Because I’ve come to believe the only plausible route out of this dungeon of grievance-stoked insanity is through a refortification of the so-called center-right, aka traditional country club Republicans, I’ve spent a lot of time lately listening to right-of-center podcasts like Charlie Sykes’ “The Bulwark.” (A former right-wing Wisconsin talk radio host turned mortified/horrified never-Trumper, Sykes has a polished, reassuring manner. He’s been good company as I’ve devoted a mid-winter cold spell to renovating the basement library/bedroom.)

Like other old school conservatives, Sykes and his guests are struggling to see a future for a party where a shameless nincompoop like Marjorie Taylor Greene exerts more influence on likely voters than Liz Cheney, the daughter of the goddam Voldemort of American Republicanism, Dick Cheney, for chrissakes. Facts are tough to ignore. And the fact is that Greene and the roughly 150 other GOP congesspeople like her are far … far… more reprentative of the zeistgeist of modern conservatism (or whatever you want to call it) than either Liz or Dick Cheney, or any Bush or any side show act like Mitt Romney.

Sykes and other former Republican bloviators and strategists correctly see a party overrun with post-policy grifters. People like Greene who clearly don’t have the faintest idea or interest in any form of legislation — save maybe gun rights and another round of tax cuts for their donors — but who have hit on an infallible grift. Namely, raging about any and every kind of hysterical nonsense that trends on social media … and encouraging people to write them a check to “fight for it.” (Greene is reported to have raised more than $1.5 million in the past couple months.)

A few old school Republicans gathered (on Zoom) a couple dsys ago to discuss the idea of creating … wait for it … a new party, and abandoning the “Republican” brand to the Greenes and Matt Gaetz’ and Louie Gohmerts and Oath Keepers of the world. But their central issue would also be money.

While fat corporate/tycoon dough would possibly follow a new party led by Ben Sasse, to pick a name, the Marjorie Greenes (like the Michelle Bachmanns before her) float on a sea of a handful of whack-a-doodle millionaires (Bachmann had Tim and Bevery LaHaye of the “Left Behind” novels fortune), but mainly they tap a fathomless sea of $25 and $100 checks from, well, from the likes of Hillary Clinton’s ‘”deplorables.” That sea will not be writing checks to Ben Sasse.

Historian Jon Meacham, one the more valuable of regular cable pundits, made an interesting point the other day when he said that while it’s true contemporary Republican senators fear Trump and his raging Borg-like base, what they fear is much is the full schism they’d create if they vote to convict Trump. Such a vote would very likely be the impetus for … Trump to create a new party.
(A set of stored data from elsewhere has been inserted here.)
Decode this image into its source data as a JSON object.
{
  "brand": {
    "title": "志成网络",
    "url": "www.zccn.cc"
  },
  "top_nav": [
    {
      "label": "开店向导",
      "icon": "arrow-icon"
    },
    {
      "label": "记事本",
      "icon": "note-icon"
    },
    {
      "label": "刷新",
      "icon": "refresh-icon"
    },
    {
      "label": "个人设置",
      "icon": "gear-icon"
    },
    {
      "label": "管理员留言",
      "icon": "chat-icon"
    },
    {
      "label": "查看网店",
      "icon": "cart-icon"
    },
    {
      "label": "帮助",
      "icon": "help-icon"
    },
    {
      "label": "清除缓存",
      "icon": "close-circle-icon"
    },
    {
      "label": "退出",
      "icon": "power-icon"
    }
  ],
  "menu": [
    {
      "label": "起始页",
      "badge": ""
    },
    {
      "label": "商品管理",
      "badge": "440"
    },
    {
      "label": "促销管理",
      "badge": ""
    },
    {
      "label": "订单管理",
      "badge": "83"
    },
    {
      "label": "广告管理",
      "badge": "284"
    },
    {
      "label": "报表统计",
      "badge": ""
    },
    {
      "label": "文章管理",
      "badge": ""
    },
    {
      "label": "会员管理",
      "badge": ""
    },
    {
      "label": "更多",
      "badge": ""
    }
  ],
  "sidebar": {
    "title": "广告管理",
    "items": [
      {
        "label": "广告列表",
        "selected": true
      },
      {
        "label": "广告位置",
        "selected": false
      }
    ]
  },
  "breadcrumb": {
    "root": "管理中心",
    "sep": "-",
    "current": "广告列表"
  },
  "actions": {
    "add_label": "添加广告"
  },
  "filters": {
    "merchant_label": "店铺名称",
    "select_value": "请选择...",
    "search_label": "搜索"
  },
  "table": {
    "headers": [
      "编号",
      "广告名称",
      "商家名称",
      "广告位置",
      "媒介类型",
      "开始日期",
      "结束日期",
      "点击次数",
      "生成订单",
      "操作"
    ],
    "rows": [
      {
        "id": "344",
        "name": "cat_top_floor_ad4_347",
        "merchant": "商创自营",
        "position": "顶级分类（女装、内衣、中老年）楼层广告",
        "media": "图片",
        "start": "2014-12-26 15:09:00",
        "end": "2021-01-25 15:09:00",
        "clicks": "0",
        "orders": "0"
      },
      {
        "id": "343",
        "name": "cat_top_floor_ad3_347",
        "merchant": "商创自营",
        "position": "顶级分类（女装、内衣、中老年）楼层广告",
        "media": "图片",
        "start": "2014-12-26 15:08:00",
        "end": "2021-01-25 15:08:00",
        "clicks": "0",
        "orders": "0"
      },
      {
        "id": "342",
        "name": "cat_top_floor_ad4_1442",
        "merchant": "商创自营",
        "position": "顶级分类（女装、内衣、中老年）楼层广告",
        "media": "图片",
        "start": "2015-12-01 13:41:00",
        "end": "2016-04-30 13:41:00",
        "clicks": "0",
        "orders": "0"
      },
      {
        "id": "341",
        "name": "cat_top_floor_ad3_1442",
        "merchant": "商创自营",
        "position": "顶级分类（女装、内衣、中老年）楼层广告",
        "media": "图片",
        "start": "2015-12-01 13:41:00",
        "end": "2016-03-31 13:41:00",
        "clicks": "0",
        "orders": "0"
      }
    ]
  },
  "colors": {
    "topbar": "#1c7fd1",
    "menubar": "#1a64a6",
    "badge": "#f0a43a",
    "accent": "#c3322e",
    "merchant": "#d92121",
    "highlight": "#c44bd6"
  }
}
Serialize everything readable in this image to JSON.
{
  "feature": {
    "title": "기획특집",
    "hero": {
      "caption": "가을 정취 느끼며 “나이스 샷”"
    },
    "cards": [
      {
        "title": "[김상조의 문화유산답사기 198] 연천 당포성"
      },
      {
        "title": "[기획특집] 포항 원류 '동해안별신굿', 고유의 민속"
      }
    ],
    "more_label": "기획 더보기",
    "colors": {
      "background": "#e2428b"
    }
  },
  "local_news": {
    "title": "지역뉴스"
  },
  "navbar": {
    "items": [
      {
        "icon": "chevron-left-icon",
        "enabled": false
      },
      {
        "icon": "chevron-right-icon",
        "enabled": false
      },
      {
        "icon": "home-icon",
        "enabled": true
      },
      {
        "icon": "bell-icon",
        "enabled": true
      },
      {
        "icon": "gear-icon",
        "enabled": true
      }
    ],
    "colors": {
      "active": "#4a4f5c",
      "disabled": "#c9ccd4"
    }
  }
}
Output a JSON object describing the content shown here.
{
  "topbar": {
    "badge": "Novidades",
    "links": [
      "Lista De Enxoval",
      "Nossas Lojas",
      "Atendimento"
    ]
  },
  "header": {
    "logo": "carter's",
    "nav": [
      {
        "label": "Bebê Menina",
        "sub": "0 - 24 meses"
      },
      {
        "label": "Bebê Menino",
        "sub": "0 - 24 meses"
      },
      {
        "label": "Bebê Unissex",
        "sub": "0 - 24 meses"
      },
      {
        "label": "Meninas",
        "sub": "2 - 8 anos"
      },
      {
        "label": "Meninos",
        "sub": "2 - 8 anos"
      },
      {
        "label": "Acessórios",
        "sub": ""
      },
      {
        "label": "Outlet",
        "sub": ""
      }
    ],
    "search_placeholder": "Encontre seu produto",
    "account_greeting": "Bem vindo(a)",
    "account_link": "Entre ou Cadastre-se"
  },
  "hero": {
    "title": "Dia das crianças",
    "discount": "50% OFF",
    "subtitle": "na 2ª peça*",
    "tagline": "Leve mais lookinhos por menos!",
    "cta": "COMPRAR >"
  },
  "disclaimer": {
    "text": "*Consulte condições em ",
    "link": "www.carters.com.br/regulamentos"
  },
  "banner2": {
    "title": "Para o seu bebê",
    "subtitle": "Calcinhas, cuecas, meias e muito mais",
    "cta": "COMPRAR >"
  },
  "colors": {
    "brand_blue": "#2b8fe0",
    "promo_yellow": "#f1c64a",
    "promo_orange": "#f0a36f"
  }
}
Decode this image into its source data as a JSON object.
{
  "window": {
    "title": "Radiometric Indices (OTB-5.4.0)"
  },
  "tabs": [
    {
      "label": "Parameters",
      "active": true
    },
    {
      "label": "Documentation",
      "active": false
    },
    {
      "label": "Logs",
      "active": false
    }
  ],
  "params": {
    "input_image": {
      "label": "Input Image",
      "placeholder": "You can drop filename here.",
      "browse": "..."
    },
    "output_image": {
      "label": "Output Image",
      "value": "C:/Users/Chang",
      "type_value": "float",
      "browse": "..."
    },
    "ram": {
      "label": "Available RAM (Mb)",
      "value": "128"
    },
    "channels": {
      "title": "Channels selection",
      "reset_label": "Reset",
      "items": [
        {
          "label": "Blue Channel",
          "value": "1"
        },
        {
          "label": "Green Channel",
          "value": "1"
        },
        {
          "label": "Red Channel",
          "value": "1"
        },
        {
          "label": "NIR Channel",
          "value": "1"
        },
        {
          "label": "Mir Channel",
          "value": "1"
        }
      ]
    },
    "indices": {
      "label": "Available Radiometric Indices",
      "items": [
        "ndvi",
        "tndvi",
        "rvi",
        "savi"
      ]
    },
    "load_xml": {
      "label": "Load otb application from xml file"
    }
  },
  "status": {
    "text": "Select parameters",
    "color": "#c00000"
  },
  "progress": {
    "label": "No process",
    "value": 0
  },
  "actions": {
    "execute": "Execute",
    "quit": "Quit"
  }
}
A Trump party based on nothing but Trump is a fear that is a stark, plain-to-be-seen possibility given the man’s cult-like appeal to seething mobs.

Almost any percentage of Republican voters who followed Trump away from the established party — and poll after poll shows an inviolable 32% who express a near religious attachment to him — translates to certain doom for any Republican caught in a three-way race with a Democrat and a Trumper.

Moreover, it then becomes a good question whether once reliably Republican corporate/tycoon cash continues to follow any Republican — old school or Trumper — into a campaign neither has a chance of winning. Far better, if you’re running the Home Depot political action account, to re-aim that money at “gettable” Democrats who’ll do big money bidding for the right price.

It’s a perilous predicament Reoublicans find themselves in. And if it weren’t for the fact they’ve built their careers on race-baiting, science-denying, economically-divisive “crap” that is truly “offensive and aburd” I might feel sorry for them.